NI: Sisters of Nazareth abuse claim fails due to delay
A woman allegedly abused at a children’s home in Belfast would have been awarded £27,500 in damages, but has had her claim dismissed by the High Court in Belfast on the grounds it is statute barred.
The plaintiff Una Irvine was in the care of Nazareth Lodge between 1 March 1935 and 25 September 1944.
She outlined to the High Court a number of specific complaints relating to her experience there. These included the fact that she was only known by a number, was not well fed, was overworked, and was subjected to physical and emotional abuse.
She described incidences when she had been struck by a stick with nails in it, and had been denied access to a toilet, resulting in her wetting herself.
She argued that her experiences had led to her suffering not only from physical injuries, but from depression throughout her life.
Her evidence was complicated by the passage of time and by her advanced age and dementia, which led to her initially being unaware that she was bringing a claim, and subsequently conceding a number of points during cross-examination.
The defendants, The Sisters of Nazareth, initially claimed that the case was barred by the provisions of the Common Law Procedure Amendment Act (Ireland) 1853 and the Law Reform (Miscellaneous Provisions) Act 1954, and was contrary to the interests of justice and the rights of the defendant to a fair hearing and a trial within a reasonable time.
In the judgment, the Court found that the relevant time limitation periods in relation to the time at which the plaintiff suffered harm were indeed those contained within the Common Law Procedure Amendment Act (Ireland) 1853, and as a result, meaning the plaintiff’s case would have expired on 30 August 1957 (6 years after her 21st birthday).
However, the Court noted that the law had since been amended a number of times, with the Limitation (Northern Ireland) Order 1976 introducing a ‘date of knowledge’ provision, which was consolidated in the Limitation (Northern Ireland) Order 1989.
In determining the applicable law, the Court considered three key cases, including Arnold v Central Electricity Generating Board AC 228, Bowman v Harland & Woolf NI 300, and McDonnell v Congregation of Christian Brothers Trustees and another UKHL 63.
The Court found that these cases provided support for a finding that despite changes to the law, the defendants were able to rely on an unassailable time bar defence under the law applicable at the time. It cited McDonnell v Congregation of Christian Brothers Trustees and another, which noted that “sympathy for the possible injustice suffered by the appellant must be tempered by recognition of the almost impossible task the respondents would face in seeking to resist a claim of this kind after the lapse of half a century.”
The Court also rejected arguments that the statute limitation breached Una Irvine’s human rights, noting that jurisprudence from the European Court of Human Rights, such as Stubbings v UK 1 BHRC 316, has shown that statute limitations are legitimate and within a state’s margin of appreciation.
Furthermore, it was noted, following Yew Bon Tew (1983) IRC 553 and Rowe v Kingston Upon Hull City Council, that the Human Rights Act 1998 did not have retroactive application.

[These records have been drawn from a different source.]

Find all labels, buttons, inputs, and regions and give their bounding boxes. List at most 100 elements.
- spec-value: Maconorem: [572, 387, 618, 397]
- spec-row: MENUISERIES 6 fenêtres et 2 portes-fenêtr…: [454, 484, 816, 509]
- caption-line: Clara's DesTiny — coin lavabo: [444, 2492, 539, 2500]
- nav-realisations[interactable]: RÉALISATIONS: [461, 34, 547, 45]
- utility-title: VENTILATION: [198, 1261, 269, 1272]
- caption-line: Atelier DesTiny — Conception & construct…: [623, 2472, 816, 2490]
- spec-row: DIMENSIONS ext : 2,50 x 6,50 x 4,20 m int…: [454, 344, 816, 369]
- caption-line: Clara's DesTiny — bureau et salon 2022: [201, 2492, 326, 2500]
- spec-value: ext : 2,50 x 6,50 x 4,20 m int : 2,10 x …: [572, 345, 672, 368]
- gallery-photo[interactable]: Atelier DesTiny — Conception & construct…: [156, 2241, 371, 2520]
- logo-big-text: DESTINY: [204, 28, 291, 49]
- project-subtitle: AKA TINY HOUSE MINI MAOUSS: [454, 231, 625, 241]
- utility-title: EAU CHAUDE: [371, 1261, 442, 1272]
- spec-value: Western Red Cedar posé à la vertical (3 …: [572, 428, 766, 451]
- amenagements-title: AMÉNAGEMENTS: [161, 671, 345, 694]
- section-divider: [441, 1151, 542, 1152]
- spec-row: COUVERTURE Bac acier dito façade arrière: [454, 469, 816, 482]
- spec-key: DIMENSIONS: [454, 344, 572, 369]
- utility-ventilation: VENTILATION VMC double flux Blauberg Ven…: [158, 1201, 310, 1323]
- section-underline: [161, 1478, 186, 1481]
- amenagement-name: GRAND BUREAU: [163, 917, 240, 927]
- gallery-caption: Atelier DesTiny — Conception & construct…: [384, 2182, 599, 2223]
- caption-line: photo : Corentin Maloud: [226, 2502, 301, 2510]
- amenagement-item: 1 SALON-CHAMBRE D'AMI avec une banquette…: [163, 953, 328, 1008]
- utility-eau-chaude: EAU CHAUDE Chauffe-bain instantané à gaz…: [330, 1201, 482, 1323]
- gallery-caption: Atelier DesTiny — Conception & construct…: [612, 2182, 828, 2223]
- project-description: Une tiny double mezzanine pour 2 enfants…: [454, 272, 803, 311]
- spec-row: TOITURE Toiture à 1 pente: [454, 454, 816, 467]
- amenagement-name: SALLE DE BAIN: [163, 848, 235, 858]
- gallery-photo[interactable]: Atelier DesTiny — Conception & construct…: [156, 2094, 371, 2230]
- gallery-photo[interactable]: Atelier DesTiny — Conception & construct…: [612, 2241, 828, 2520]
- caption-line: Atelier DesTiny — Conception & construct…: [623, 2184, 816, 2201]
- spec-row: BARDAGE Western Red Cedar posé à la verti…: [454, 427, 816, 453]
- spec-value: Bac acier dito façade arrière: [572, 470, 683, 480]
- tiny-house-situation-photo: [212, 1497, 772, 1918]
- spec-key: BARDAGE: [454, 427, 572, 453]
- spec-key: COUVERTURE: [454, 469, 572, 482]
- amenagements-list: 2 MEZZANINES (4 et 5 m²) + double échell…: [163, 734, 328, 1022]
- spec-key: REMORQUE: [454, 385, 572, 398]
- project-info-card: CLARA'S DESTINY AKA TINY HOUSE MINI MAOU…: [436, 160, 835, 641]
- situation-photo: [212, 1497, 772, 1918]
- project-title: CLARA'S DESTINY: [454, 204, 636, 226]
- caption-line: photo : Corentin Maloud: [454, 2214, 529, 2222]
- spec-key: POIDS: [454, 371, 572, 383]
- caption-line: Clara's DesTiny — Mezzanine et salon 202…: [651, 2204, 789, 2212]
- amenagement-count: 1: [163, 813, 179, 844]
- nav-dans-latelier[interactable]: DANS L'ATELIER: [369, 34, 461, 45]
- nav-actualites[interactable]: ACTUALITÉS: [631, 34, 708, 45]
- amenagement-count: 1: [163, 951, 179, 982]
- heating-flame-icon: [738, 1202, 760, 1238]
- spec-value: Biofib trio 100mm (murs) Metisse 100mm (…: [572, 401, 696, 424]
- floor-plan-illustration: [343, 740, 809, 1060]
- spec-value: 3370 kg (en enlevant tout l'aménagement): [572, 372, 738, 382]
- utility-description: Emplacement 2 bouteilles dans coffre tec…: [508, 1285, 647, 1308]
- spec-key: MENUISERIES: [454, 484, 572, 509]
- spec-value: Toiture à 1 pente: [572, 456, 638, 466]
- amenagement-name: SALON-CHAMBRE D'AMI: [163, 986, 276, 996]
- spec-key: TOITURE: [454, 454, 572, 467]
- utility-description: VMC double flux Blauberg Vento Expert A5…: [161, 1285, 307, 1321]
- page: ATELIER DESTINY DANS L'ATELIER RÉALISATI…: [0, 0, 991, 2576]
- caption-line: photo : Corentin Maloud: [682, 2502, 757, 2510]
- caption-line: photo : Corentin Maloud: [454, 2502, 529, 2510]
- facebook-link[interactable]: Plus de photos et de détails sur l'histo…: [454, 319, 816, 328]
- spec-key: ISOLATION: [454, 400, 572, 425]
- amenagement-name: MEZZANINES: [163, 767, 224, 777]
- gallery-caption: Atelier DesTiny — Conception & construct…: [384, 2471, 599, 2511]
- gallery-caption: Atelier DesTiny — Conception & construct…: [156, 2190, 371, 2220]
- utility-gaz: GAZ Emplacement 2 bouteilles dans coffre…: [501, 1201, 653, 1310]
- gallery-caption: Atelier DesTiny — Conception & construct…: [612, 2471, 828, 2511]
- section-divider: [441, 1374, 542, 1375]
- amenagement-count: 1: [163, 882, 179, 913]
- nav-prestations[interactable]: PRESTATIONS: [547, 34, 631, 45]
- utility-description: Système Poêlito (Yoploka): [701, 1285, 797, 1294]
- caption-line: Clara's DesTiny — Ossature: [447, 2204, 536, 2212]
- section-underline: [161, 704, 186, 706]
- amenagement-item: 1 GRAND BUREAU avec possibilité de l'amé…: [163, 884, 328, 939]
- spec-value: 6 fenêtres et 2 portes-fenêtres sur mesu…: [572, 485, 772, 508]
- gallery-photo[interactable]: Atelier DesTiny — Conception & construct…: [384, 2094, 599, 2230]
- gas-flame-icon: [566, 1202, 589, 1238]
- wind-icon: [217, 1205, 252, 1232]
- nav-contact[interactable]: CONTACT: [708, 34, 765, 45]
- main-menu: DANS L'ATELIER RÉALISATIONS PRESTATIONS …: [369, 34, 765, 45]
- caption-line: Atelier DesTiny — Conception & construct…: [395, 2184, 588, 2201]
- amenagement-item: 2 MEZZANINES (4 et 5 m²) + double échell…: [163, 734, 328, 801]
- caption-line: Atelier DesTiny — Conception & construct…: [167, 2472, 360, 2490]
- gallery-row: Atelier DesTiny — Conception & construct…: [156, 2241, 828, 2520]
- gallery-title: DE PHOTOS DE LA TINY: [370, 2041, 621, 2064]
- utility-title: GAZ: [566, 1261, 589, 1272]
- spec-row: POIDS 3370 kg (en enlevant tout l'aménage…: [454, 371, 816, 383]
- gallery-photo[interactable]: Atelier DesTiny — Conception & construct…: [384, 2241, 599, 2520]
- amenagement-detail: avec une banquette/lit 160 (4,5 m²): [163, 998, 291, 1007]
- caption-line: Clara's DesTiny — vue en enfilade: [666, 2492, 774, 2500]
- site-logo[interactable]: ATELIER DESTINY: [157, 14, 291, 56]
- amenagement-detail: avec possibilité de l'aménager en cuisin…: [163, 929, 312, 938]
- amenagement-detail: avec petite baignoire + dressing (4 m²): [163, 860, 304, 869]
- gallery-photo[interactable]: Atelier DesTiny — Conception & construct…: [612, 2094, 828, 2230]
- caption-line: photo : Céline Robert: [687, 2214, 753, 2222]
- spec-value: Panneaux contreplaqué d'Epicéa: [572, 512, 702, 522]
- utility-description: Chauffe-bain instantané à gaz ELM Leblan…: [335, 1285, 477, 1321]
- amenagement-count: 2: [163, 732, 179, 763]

Accordingly, the Court found that the defendant was protected by the limitation defence.
The Court had been asked by the plaintiff’s counsel to give its views on liability and quantum, even if unable to reject the limitation defence.
The Court found that Una Irvine had been subjected to corporal punishment beyond what was reasonable or lawful, and that this happened fairly frequently over a sustained period of time. The Court found it credible that she was struck by a stick with nails in it, and prevented from going to the toilet. As a result, the Court would have awarded her £7,500.
In relation to emotional trauma and psychiatric injury, the Court noted that it was difficult to establish causation between the depression suffered by Una Irvine, and the harm she experienced under Sisters of Nazareth’s care.
Thus, the Court found that the most it could determine was that Una Irvine had suffered harm which made her vulnerable to psychiatric injury, which had in turn materialised because of other sources of stress in her life. The Court would have therefore ordered £20,000, bringing the sum to £27,500.